Proprietary Methodologies
We have developed quantitative tools to aid and complement our analysis, selection and trading of our investments. Our implementation of these methodologies is not a “black box” process. Rather, these proprietary tools are used in conjunction with our bottom-up fundamental research and overall macro outlook.
Trapeze Ratio of Adjusted Capital (TRAC™)
In the long run, stocks tend to converge to their Fair Market Value (FMV). However, in the short run, stock prices are governed by investor psychology and can fluctuate widely at levels above or below FMV. Prevailing sentiment toward a specific stock, sector or even the overall market is constantly changing, influenced by factors such as economic data, exchange rates, regulatory events, news releases and even stock price behavior itself. TRAC™ is a framework we use in an attempt to capture—in real time—this changing sentiment for individual stocks, sectors or overall markets.
TRAC™ charts “Economic Capital”, which is derived by summing operating assets and then subtracting certain liabilities. Economic Capital is the financial and physical capital used to produce goods and services which translate into cash flow and earnings—the critical inputs to our calculation of FMV. We adjust Economic Capital and apply an array of multiples to adjusted Economic Capital. These multiples tend to act as upper and lower valuation boundaries for a security’s trading price.

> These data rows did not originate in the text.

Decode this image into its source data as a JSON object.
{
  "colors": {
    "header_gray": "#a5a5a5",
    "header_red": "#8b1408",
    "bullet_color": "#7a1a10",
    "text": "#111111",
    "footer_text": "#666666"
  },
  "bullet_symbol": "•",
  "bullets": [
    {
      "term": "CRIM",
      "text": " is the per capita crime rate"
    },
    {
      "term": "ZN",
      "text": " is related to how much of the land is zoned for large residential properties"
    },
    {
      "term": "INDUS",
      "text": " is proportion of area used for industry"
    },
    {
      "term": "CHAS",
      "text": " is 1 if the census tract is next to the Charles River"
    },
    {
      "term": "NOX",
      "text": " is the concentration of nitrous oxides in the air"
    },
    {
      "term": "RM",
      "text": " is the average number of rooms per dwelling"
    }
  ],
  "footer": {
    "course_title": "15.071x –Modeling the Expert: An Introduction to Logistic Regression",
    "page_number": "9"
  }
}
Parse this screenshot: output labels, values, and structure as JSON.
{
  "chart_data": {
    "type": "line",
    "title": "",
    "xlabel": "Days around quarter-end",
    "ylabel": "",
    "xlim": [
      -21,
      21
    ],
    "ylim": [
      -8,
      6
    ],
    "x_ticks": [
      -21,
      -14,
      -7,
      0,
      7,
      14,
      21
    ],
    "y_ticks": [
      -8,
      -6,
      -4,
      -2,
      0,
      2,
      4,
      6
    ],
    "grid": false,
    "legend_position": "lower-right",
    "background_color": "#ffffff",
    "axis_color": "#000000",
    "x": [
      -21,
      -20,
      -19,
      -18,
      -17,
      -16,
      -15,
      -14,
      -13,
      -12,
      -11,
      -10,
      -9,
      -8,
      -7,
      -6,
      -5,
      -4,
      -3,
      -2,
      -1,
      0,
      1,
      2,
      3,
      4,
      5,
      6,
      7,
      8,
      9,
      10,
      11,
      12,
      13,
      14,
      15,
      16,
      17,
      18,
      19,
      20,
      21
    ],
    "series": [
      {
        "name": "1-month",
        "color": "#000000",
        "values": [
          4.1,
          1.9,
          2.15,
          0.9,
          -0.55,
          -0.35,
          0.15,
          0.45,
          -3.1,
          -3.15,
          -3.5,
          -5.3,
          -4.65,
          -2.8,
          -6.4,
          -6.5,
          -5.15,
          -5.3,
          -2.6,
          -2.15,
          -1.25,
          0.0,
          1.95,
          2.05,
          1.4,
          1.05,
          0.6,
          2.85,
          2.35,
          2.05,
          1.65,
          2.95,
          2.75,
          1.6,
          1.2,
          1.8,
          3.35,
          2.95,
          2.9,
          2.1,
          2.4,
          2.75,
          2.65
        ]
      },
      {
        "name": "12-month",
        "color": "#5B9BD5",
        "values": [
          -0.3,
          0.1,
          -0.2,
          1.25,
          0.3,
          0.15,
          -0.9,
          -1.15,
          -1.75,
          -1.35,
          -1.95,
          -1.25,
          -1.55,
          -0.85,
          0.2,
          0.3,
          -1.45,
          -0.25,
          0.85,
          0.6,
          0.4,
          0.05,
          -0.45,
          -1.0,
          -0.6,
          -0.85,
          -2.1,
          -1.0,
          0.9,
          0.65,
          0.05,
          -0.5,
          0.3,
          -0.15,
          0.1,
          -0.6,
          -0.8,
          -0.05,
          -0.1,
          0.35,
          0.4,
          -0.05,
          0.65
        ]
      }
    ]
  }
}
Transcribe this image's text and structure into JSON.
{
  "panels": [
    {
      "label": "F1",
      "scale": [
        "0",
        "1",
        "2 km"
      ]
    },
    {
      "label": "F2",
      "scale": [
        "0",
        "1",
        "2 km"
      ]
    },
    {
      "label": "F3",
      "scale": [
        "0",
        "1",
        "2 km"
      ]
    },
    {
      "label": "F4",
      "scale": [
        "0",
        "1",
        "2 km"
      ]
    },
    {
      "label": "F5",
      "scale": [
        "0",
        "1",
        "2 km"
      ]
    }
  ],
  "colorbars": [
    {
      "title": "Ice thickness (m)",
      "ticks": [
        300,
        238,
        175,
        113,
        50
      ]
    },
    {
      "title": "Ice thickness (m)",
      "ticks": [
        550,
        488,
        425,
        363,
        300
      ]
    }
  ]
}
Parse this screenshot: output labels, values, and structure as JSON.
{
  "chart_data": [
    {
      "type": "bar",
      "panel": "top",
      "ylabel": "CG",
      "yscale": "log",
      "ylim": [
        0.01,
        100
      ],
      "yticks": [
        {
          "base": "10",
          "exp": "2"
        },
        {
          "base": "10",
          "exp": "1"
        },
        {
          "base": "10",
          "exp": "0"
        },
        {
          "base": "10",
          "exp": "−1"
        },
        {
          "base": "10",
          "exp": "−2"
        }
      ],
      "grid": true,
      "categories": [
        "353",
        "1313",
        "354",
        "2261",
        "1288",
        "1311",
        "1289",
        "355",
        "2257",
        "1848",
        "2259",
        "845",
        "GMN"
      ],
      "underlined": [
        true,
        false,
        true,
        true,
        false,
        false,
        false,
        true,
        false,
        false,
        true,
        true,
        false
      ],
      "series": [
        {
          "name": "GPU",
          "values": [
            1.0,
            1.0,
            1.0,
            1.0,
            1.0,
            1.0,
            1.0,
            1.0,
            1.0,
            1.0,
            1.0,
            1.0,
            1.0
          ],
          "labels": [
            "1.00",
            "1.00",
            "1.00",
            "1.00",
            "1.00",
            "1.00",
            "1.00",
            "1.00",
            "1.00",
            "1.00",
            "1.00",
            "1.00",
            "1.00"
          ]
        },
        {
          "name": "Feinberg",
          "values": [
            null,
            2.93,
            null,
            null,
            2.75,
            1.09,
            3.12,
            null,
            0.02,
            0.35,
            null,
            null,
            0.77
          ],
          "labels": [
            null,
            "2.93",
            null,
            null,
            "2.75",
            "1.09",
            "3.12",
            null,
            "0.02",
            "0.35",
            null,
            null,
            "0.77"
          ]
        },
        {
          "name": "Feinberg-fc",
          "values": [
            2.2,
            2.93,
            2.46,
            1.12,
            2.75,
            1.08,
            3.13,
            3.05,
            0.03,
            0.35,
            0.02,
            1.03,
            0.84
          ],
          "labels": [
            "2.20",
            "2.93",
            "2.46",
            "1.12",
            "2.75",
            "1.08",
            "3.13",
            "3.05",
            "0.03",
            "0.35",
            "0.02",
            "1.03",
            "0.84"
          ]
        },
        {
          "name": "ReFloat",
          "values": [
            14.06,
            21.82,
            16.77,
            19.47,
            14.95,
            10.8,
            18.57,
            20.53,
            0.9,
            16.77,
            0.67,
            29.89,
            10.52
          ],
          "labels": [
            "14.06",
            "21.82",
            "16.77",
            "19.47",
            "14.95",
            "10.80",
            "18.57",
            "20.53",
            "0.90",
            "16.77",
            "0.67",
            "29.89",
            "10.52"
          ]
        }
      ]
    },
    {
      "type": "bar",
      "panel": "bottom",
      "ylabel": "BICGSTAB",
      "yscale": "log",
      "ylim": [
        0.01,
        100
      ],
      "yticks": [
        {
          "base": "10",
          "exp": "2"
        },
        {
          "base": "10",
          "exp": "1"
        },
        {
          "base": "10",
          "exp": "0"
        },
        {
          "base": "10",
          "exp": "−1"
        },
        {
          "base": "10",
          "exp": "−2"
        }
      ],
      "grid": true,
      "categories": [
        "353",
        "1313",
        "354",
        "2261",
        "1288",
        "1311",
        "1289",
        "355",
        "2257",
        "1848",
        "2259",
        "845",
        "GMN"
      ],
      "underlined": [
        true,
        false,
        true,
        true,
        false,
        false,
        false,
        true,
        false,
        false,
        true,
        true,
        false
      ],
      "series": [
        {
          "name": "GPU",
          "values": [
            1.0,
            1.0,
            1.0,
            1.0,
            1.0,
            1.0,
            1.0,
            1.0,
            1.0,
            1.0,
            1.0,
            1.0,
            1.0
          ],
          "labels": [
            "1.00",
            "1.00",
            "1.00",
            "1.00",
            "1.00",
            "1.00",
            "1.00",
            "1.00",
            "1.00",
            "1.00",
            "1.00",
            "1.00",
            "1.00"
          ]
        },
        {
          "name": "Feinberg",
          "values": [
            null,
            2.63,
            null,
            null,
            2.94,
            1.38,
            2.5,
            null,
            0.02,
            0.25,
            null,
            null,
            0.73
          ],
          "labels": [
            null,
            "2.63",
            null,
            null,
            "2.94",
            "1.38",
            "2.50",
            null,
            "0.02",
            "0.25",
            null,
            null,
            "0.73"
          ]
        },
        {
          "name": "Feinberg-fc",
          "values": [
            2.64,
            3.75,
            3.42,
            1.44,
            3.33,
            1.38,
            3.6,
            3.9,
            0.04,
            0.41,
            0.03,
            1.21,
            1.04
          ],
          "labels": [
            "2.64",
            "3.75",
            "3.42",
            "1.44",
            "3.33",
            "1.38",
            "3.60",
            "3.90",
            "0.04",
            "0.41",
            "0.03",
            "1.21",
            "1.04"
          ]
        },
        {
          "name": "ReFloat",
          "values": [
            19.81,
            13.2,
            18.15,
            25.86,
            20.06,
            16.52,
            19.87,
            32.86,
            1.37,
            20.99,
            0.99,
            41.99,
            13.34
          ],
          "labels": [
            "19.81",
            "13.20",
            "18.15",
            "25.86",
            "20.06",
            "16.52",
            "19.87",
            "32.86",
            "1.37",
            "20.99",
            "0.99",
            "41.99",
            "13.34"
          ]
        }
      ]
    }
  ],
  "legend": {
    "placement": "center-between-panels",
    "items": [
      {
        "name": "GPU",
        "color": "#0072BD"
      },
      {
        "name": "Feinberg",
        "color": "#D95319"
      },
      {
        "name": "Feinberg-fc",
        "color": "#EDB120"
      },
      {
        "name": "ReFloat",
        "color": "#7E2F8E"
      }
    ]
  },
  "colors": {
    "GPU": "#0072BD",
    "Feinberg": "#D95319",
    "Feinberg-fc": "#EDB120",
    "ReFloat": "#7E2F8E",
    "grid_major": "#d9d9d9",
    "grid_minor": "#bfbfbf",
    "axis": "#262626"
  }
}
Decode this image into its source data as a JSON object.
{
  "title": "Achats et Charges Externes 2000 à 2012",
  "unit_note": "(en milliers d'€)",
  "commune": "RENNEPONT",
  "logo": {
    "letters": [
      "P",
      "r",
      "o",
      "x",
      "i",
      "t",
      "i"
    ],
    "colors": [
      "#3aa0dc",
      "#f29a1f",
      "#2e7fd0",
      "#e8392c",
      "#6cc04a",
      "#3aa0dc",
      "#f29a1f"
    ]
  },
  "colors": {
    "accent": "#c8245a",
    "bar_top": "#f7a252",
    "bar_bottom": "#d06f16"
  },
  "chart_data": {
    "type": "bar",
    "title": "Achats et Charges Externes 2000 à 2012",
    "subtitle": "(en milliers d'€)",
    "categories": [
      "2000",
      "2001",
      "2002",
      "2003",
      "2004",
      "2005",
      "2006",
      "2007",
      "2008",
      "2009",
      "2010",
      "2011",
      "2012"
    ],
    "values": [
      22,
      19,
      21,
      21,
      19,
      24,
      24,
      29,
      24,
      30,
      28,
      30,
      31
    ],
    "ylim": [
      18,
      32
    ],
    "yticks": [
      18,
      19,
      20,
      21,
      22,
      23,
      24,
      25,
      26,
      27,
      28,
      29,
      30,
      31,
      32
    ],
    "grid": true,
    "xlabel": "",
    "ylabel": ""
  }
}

While we always remain focused on the ultimate magnet—FMV—we believe modeling these valuation boundaries can aid in optimizing our buys and sells. Figure 1, below, provides an illustration of a hypothetical stock’s TRAC™ boundaries overlaid on its historical trading price. Our goal with TRAC™ is to purchase stocks trading at (or inflecting up from) a lower boundary and to avoid, sell or short sell stocks trading at (or inflecting down from) an upper boundary.
Figure 1. TRAC™ Example for Hypothetical Stock

Trapeze Relative Indicator of Momentum (TRIM™)
TRIM™ is a market risk tool we developed in 2009-2010 that focuses on the movement of entire markets, sectors and commodities. TRIM™ is an algorithm that combines market volatility and momentum to model transition points that forewarn of a potential shift from a bull market to a bear market (a market decline greater than 20%).
We use TRIM™ to monitor numerous markets around the world. For example, applying TRIM™ to the S&P 500 Index between 1950 and 2009 identified nine negative transition points. Although not all of those transition points were followed by a bear market, the average decline of the S&P 500 Index after each negative transition point to the subsequent low was 23%. Figure 2, below, illustrates the two negative transitions in the S&P 500 Index for the last two bear markets, where the Index value broke below the TRIM™ band.
Together with TRAC™, TRIM™ can act to corroborate “sell” signals, hopefully allowing us to raise cash, short stocks, and/or hedge our portfolios with options strategies where we are so authorized by clients.